Les Forces armées du Niger mènent des opérations contre plusieurs groupes armés. Leur cible principale est l’organisation État islamique dans la province du Sahel. Ce groupe est très présent sur le territoire nigérien. Les pertes subies par la Jamaat Nusrat al-Islam wal-Muslimin restent plus limitées. Cela s’explique par sa présence plus discrète et ses méthodes différentes.

L’armée nigérienne a infligé des pertes sévères à l’État islamique dans les régions de Tillabéri et Tahoua. Ces zones offrent un terrain dégagé et semi-désertique. Les opérations Niya et Borkano ont visé les bastions du groupe.
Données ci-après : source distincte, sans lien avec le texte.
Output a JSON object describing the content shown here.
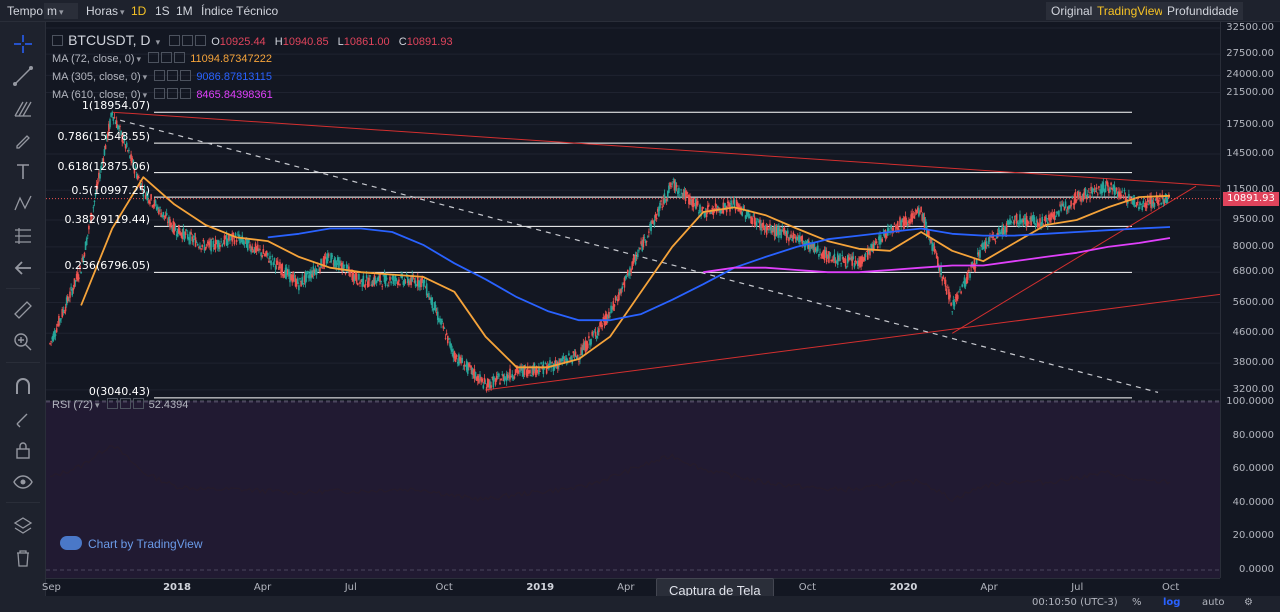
{
  "toolbar": {
    "time_label": "Tempo",
    "interval_unit": "m",
    "hours_label": "Horas",
    "ranges": [
      "1D",
      "1S",
      "1M"
    ],
    "active_range": "1D",
    "indicators_label": "Índice Técnico",
    "original_label": "Original",
    "tradingview_label": "TradingView",
    "depth_label": "Profundidade"
  },
  "legend": {
    "symbol": "BTCUSDT, D",
    "o_label": "O",
    "o_value": "10925.44",
    "h_label": "H",
    "h_value": "10940.85",
    "l_label": "L",
    "l_value": "10861.00",
    "c_label": "C",
    "c_value": "10891.93",
    "ma72_label": "MA (72, close, 0)",
    "ma72_value": "11094.87347222",
    "ma305_label": "MA (305, close, 0)",
    "ma305_value": "9086.87813115",
    "ma610_label": "MA (610, close, 0)",
    "ma610_value": "8465.84398361",
    "rsi_label": "RSI (72)",
    "rsi_value": "52.4394"
  },
  "colors": {
    "background": "#131722",
    "up": "#26a69a",
    "down": "#ef5350",
    "ma72": "#f5a33a",
    "ma305": "#2962ff",
    "ma610": "#e040fb",
    "trend": "#d32f2f",
    "fib": "#ffffff",
    "rsi": "#1a1a1a"
  },
  "price_scale": {
    "ticks": [
      "32500.00",
      "27500.00",
      "24000.00",
      "21500.00",
      "17500.00",
      "14500.00",
      "11500.00",
      "9500.00",
      "8000.00",
      "6800.00",
      "5600.00",
      "4600.00",
      "3800.00",
      "3200.00"
    ],
    "last_price": "10891.93"
  },
  "rsi_scale": {
    "ticks": [
      "100.0000",
      "80.0000",
      "60.0000",
      "40.0000",
      "20.0000",
      "0.0000"
    ]
  },
  "time_scale": {
    "ticks": [
      "Sep",
      "2018",
      "Apr",
      "Jul",
      "Oct",
      "2019",
      "Apr",
      "Jul",
      "Oct",
      "2020",
      "Apr",
      "Jul",
      "Oct"
    ]
  },
  "bottom": {
    "clock": "00:10:50 (UTC-3)",
    "percent": "%",
    "log": "log",
    "auto": "auto"
  },
  "tooltip": "Captura de Tela",
  "watermark": "Chart by TradingView",
  "chart_data": {
    "type": "line",
    "title": "BTCUSDT, D",
    "y_scale": "log",
    "ylim": [
      3000,
      32500
    ],
    "x": [
      "2017-09",
      "2017-11",
      "2017-12",
      "2018-01",
      "2018-02",
      "2018-03",
      "2018-04",
      "2018-05",
      "2018-06",
      "2018-07",
      "2018-08",
      "2018-09",
      "2018-10",
      "2018-11",
      "2018-12",
      "2019-01",
      "2019-02",
      "2019-03",
      "2019-04",
      "2019-05",
      "2019-06",
      "2019-07",
      "2019-08",
      "2019-09",
      "2019-10",
      "2019-11",
      "2019-12",
      "2020-01",
      "2020-02",
      "2020-03",
      "2020-04",
      "2020-05",
      "2020-06",
      "2020-07",
      "2020-08",
      "2020-09",
      "2020-10"
    ],
    "series": [
      {
        "name": "BTCUSDT",
        "values": [
          4300,
          7000,
          18954,
          11500,
          9000,
          8000,
          8500,
          7500,
          6300,
          7500,
          6400,
          6500,
          6400,
          4000,
          3300,
          3600,
          3700,
          4000,
          5200,
          8000,
          12000,
          10000,
          10500,
          9000,
          8500,
          7500,
          7200,
          9000,
          10000,
          5500,
          8000,
          9500,
          9400,
          11000,
          11800,
          10500,
          10892
        ]
      },
      {
        "name": "MA (72, close, 0)",
        "values": [
          null,
          5500,
          9000,
          12500,
          10500,
          9200,
          8500,
          8300,
          7500,
          7000,
          6800,
          6700,
          6600,
          6000,
          4500,
          3700,
          3700,
          3900,
          4500,
          6000,
          8000,
          10000,
          10300,
          9800,
          9000,
          8300,
          7900,
          7800,
          8800,
          7800,
          7300,
          8200,
          9200,
          9500,
          10300,
          11000,
          11095
        ]
      },
      {
        "name": "MA (305, close, 0)",
        "values": [
          null,
          null,
          null,
          null,
          null,
          null,
          null,
          8500,
          8700,
          9000,
          9000,
          8800,
          8100,
          7200,
          6500,
          5800,
          5300,
          5000,
          5000,
          5200,
          5700,
          6300,
          7000,
          7500,
          8000,
          8400,
          8600,
          8800,
          9000,
          8700,
          8600,
          8600,
          8700,
          8800,
          8900,
          9000,
          9087
        ]
      },
      {
        "name": "MA (610, close, 0)",
        "values": [
          null,
          null,
          null,
          null,
          null,
          null,
          null,
          null,
          null,
          null,
          null,
          null,
          null,
          null,
          null,
          null,
          null,
          null,
          null,
          null,
          null,
          6800,
          7000,
          7000,
          6900,
          6800,
          6800,
          6900,
          7000,
          7100,
          7100,
          7300,
          7500,
          7700,
          8000,
          8200,
          8466
        ]
      }
    ],
    "fibonacci": [
      {
        "label": "1(18954.07)",
        "value": 18954.07
      },
      {
        "label": "0.786(15548.55)",
        "value": 15548.55
      },
      {
        "label": "0.618(12875.06)",
        "value": 12875.06
      },
      {
        "label": "0.5(10997.25)",
        "value": 10997.25
      },
      {
        "label": "0.382(9119.44)",
        "value": 9119.44
      },
      {
        "label": "0.236(6796.05)",
        "value": 6796.05
      },
      {
        "label": "0(3040.43)",
        "value": 3040.43
      }
    ],
    "rsi": {
      "name": "RSI (72)",
      "ylim": [
        0,
        100
      ],
      "values": [
        55,
        62,
        75,
        58,
        50,
        48,
        48,
        47,
        46,
        47,
        47,
        48,
        48,
        44,
        42,
        45,
        47,
        49,
        55,
        62,
        68,
        60,
        56,
        52,
        50,
        48,
        48,
        51,
        53,
        42,
        50,
        53,
        52,
        55,
        58,
        53,
        52.4394
      ]
    }
  }
}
Fin février 2026, l’armée a annoncé la neutralisation de 265 combattants. Ce chiffre est le plus élevé depuis un an.

La Jamaat Nusrat al-Islam wal-Muslimin utilise de petites unités mobiles. Elle s’appuie sur des réseaux locaux dans les villages et les marchés. Cette organisation est moins vulnérable aux frappes aériennes. Les grands camps, convois et motocyclistes de l’État islamique sont des cibles plus faciles.

Les deux groupes ont adapté leurs tactiques sous la pression militaire. En 2025, l’État islamique a réduit ses attaques contre les civils. Il a concentré ses efforts sur les cibles militaires. Auparavant, la terreur servait à déplacer les populations. Aujourd’hui, le groupe cherche à affaiblir lentement la présence de l’État.

La Jamaat Nusrat al-Islam wal-Muslimin a choisi une autre voie. Après des frappes aériennes à Tillabéri fin 2025, elle a intensifié ses opérations vers Niamey. Elle y avait déjà établi des positions solides.

Les opérations de l’armée nigérienne restent surtout réactives. Les pertes les plus lourdes parmi les deux groupes viennent de leurs affrontements mutuels. Cette concurrence entre islamistes radicaux pousse chaque organisation à frapper plus fort. Chaque groupe veut montrer sa supériorité pour attirer des soutiens.